Un texte de Wikipen.

Le néant, la mer, et moi



Les marins vont pieds nus, sur les cordes tendues
S'assurant d'une main à leur choppe de vin
Et de l'autre étreignant les voiles dans le vent.

Moi tel un matelot, je marche sans chaussures
Loin au-dessus des flots, par-delà leur azur.
Je m'appuie sur l'esprit pour garder l'équilibre
Buvant de ma folie lorsque le moral vibre.

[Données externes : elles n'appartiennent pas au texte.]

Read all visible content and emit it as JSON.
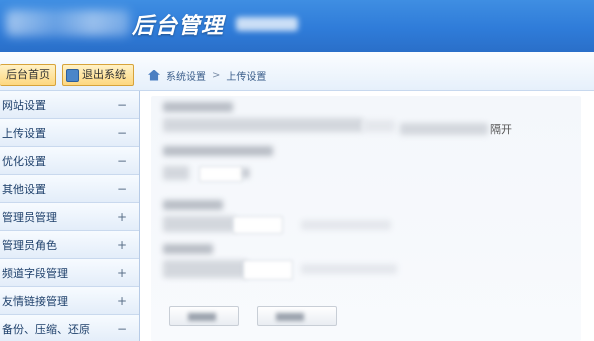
{
  "header": {
    "title": "后台管理"
  },
  "toolbar": {
    "home_label": "后台首页",
    "logout_label": "退出系统"
  },
  "breadcrumb": {
    "root": "系统设置",
    "separator": ">",
    "current": "上传设置"
  },
  "sidebar": {
    "items": [
      {
        "label": "网站设置",
        "toggle": "−"
      },
      {
        "label": "上传设置",
        "toggle": "−"
      },
      {
        "label": "优化设置",
        "toggle": "−"
      },
      {
        "label": "其他设置",
        "toggle": "−"
      },
      {
        "label": "管理员管理",
        "toggle": "+"
      },
      {
        "label": "管理员角色",
        "toggle": "+"
      },
      {
        "label": "频道字段管理",
        "toggle": "+"
      },
      {
        "label": "友情链接管理",
        "toggle": "+"
      },
      {
        "label": "备份、压缩、还原",
        "toggle": "−"
      }
    ]
  },
  "form": {
    "separator_hint": "隔开"
  },
  "colors": {
    "header_blue": "#2f7cd9",
    "button_gold": "#fdd77f",
    "sidebar_bg": "#eef4fc",
    "sidebar_text": "#1d3f6a"
  },
  "icons": {
    "home": "home-icon",
    "logout": "logout-icon",
    "breadcrumb_home": "home-icon"
  }
}
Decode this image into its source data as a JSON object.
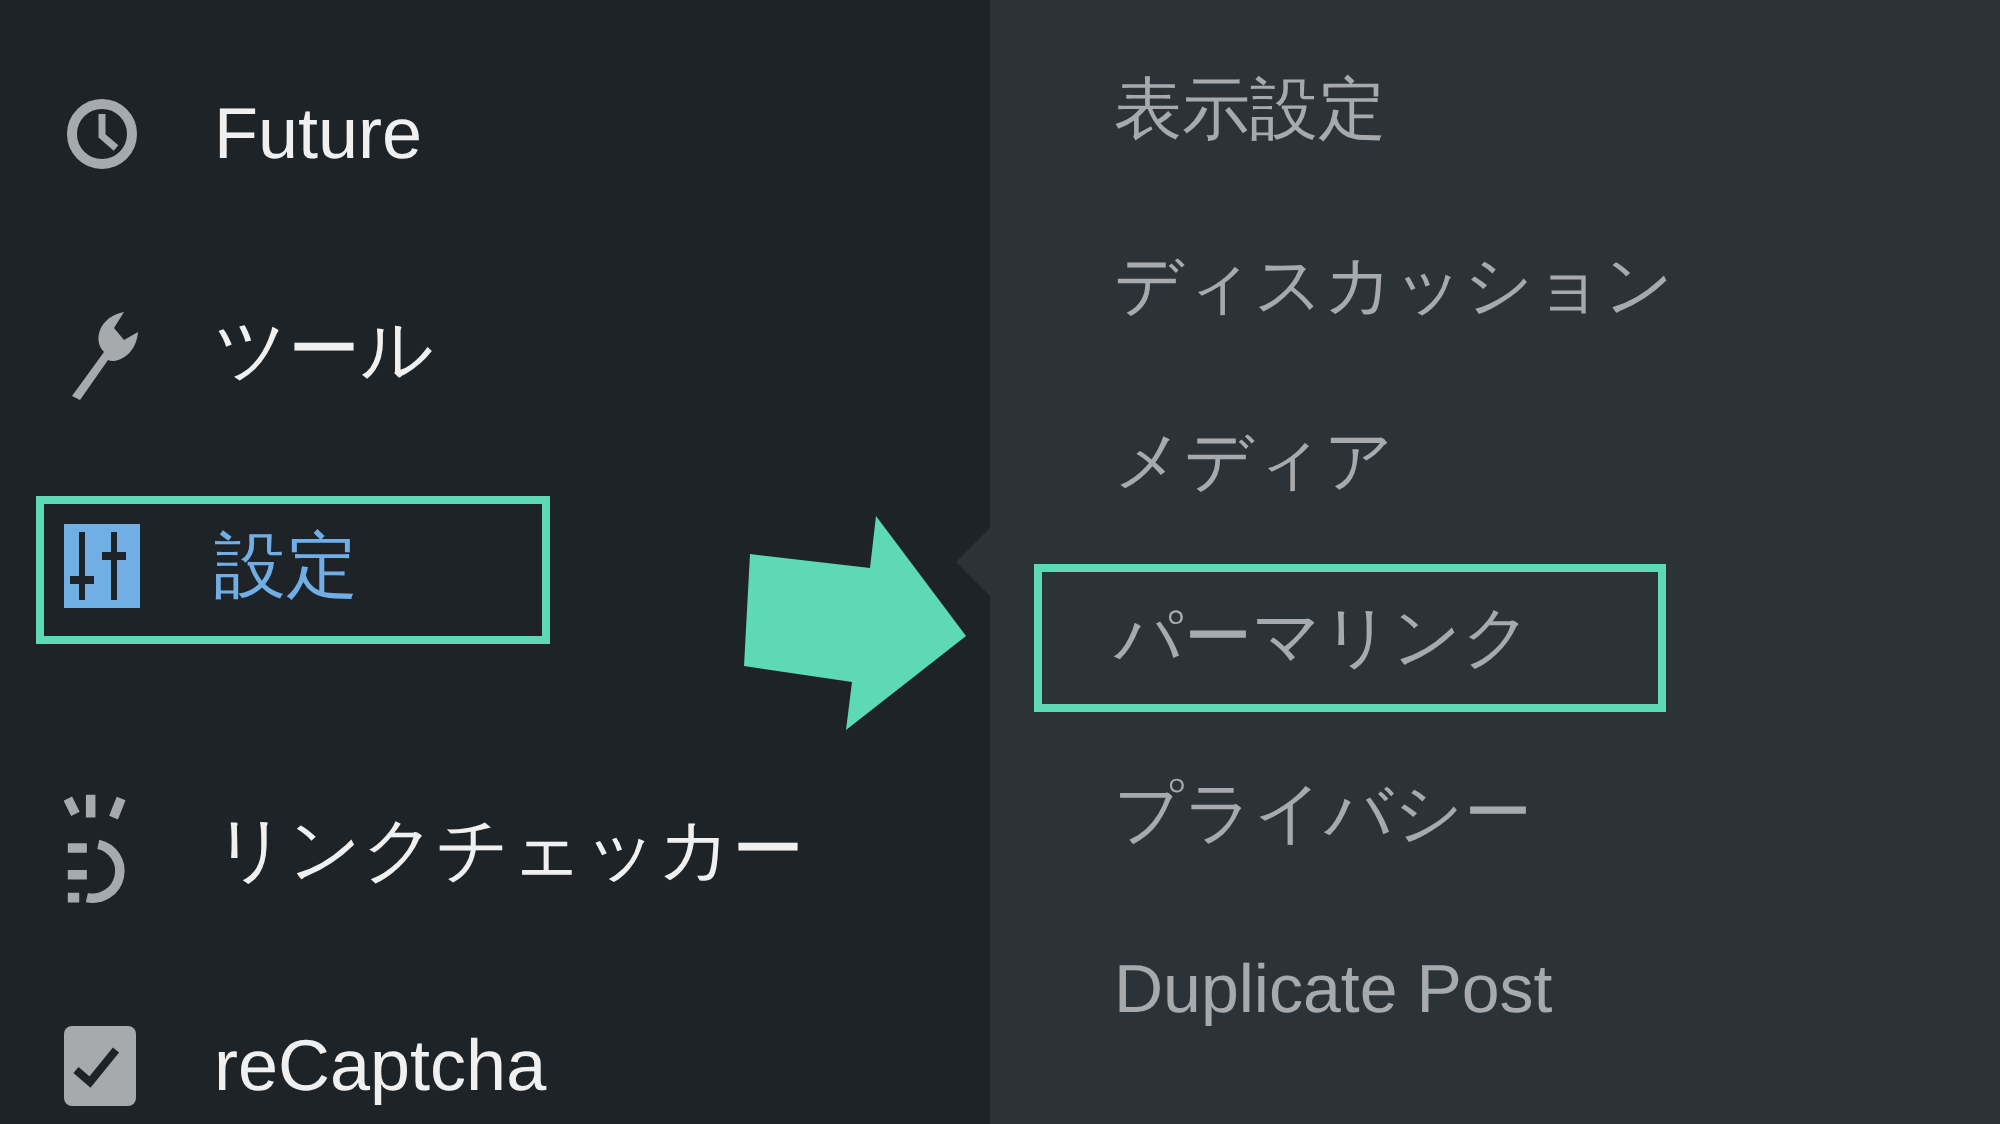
{
  "sidebar": {
    "items": [
      {
        "label": "Future",
        "selected": false,
        "highlighted": false
      },
      {
        "label": "ツール",
        "selected": false,
        "highlighted": false
      },
      {
        "label": "設定",
        "selected": true,
        "highlighted": true
      },
      {
        "label": "リンクチェッカー",
        "selected": false,
        "highlighted": false
      },
      {
        "label": "reCaptcha",
        "selected": false,
        "highlighted": false
      }
    ]
  },
  "submenu": {
    "items": [
      {
        "label": "表示設定",
        "highlighted": false
      },
      {
        "label": "ディスカッション",
        "highlighted": false
      },
      {
        "label": "メディア",
        "highlighted": false
      },
      {
        "label": "パーマリンク",
        "highlighted": true
      },
      {
        "label": "プライバシー",
        "highlighted": false
      },
      {
        "label": "Duplicate Post",
        "highlighted": false
      }
    ]
  }
}
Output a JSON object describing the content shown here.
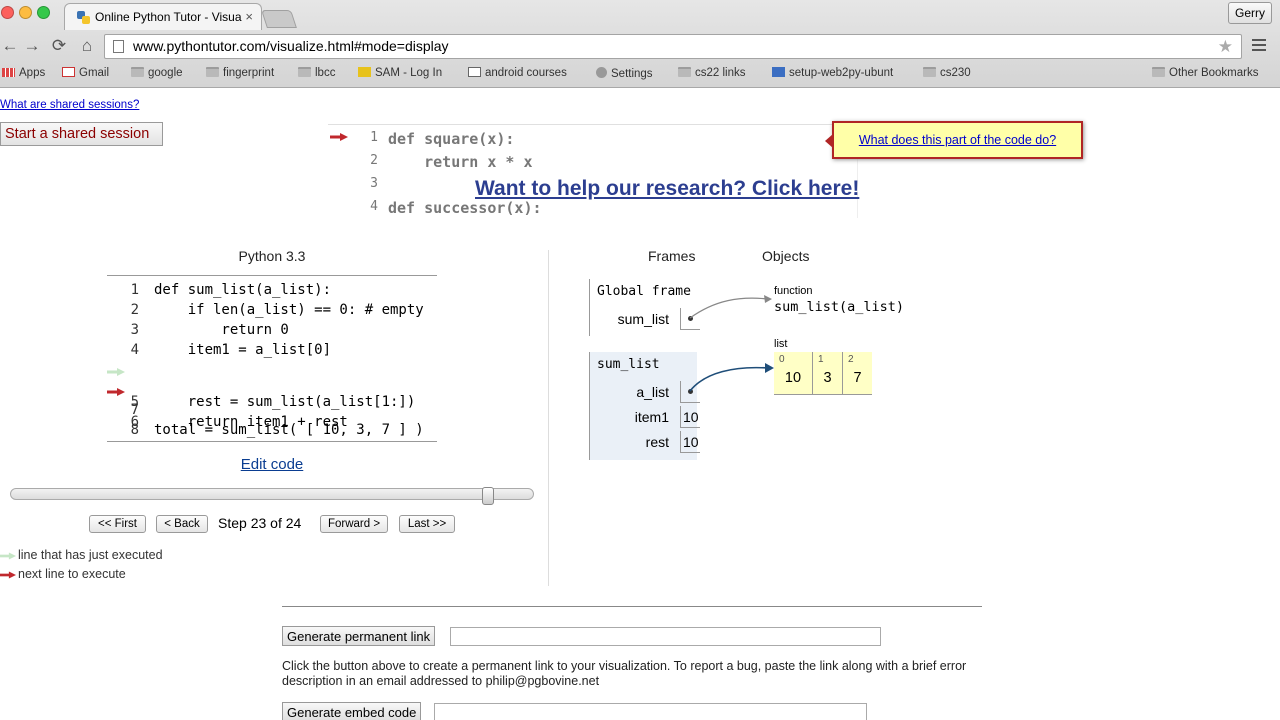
{
  "browser": {
    "tab_title": "Online Python Tutor - Visua",
    "tab_close": "×",
    "profile": "Gerry",
    "nav": {
      "back": "←",
      "forward": "→",
      "reload": "⟳",
      "home": "⌂"
    },
    "url": "www.pythontutor.com/visualize.html#mode=display",
    "star": "★",
    "bookmarks": [
      "Apps",
      "Gmail",
      "google",
      "fingerprint",
      "lbcc",
      "SAM - Log In",
      "android courses",
      "Settings",
      "cs22 links",
      "setup-web2py-ubunt",
      "cs230"
    ],
    "other_bookmarks": "Other Bookmarks"
  },
  "shared": {
    "link": "What are shared sessions?",
    "button": "Start a shared session"
  },
  "preview": {
    "lines": [
      {
        "num": "1",
        "text": "def square(x):"
      },
      {
        "num": "2",
        "text": "    return x * x"
      },
      {
        "num": "3",
        "text": ""
      },
      {
        "num": "4",
        "text": "def successor(x):"
      }
    ]
  },
  "research_link": "Want to help our research? Click here!",
  "callout": "What does this part of the code do?",
  "code": {
    "language": "Python 3.3",
    "lines": [
      {
        "num": "1",
        "text": "def sum_list(a_list):"
      },
      {
        "num": "2",
        "text": "    if len(a_list) == 0: # empty"
      },
      {
        "num": "3",
        "text": "        return 0"
      },
      {
        "num": "4",
        "text": "    item1 = a_list[0]"
      },
      {
        "num": "5",
        "text": "    rest = sum_list(a_list[1:])"
      },
      {
        "num": "6",
        "text": "    return item1 + rest"
      },
      {
        "num": "7",
        "text": ""
      },
      {
        "num": "8",
        "text": "total = sum_list( [ 10, 3, 7 ] )"
      }
    ],
    "just_executed_line": 5,
    "next_line": 6,
    "edit_link": "Edit code"
  },
  "navigation": {
    "first": "<< First",
    "back": "< Back",
    "step_label": "Step 23 of 24",
    "forward": "Forward >",
    "last": "Last >>",
    "current_step": 23,
    "total_steps": 24
  },
  "legend": {
    "just_executed": "line that has just executed",
    "next_to_execute": "next line to execute"
  },
  "visualization": {
    "frames_header": "Frames",
    "objects_header": "Objects",
    "global_frame": {
      "title": "Global frame",
      "vars": [
        {
          "name": "sum_list",
          "value": ""
        }
      ]
    },
    "active_frame": {
      "title": "sum_list",
      "vars": [
        {
          "name": "a_list",
          "value": ""
        },
        {
          "name": "item1",
          "value": "10"
        },
        {
          "name": "rest",
          "value": "10"
        }
      ]
    },
    "function_object": {
      "type": "function",
      "name": "sum_list(a_list)"
    },
    "list_object": {
      "type": "list",
      "items": [
        {
          "index": "0",
          "value": "10"
        },
        {
          "index": "1",
          "value": "3"
        },
        {
          "index": "2",
          "value": "7"
        }
      ]
    }
  },
  "bottom": {
    "permalink_button": "Generate permanent link",
    "bug_text": "Click the button above to create a permanent link to your visualization. To report a bug, paste the link along with a brief error description in an email addressed to philip@pgbovine.net",
    "embed_button": "Generate embed code"
  },
  "colors": {
    "just_executed_arrow": "#c6e6c6",
    "next_line_arrow": "#c0282d",
    "list_cell": "#ffffc6",
    "frame_bg": "#eaf0f7",
    "callout_bg": "#ffffa8"
  }
}
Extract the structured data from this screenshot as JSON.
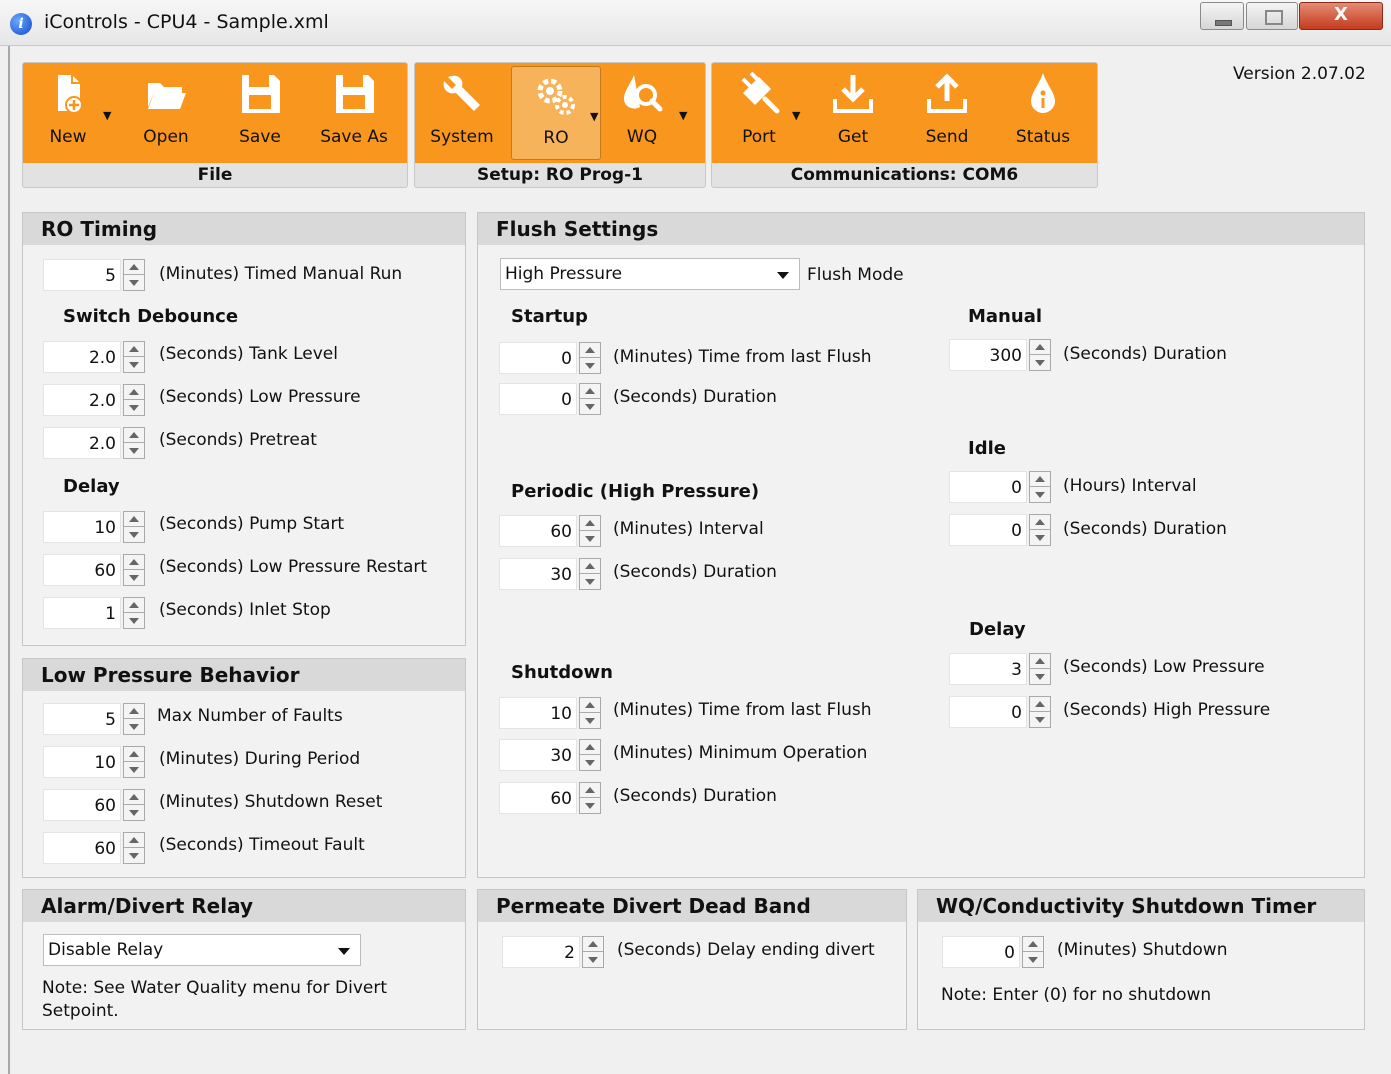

Ma droite est pour le sang, ma gauche a le plaisir.
Ma droite est aux savants, ma gauche est aux loisirs.
Et tel un funambule au dessus de la piste
J'avance ou je recule, jamais ne me désiste.

Si le blanc du divin vous semble magnifique
L'ébène du Malin me parait plus mystique
De même la fraicheur, des visages mignons
N'ont pour moi la douceur de quelques traits brouillons.

Ainsi les sages voies ou les grandes prouesses
Ne pèsent aucun poids devant les maladresses.

Si bien que si un jour, parmi mes illusions
Je trouve le secours de la fée Déraison
Mon voeu serait alors de sacrifier d'un coup
L'acteur et le décor du théatre des fous.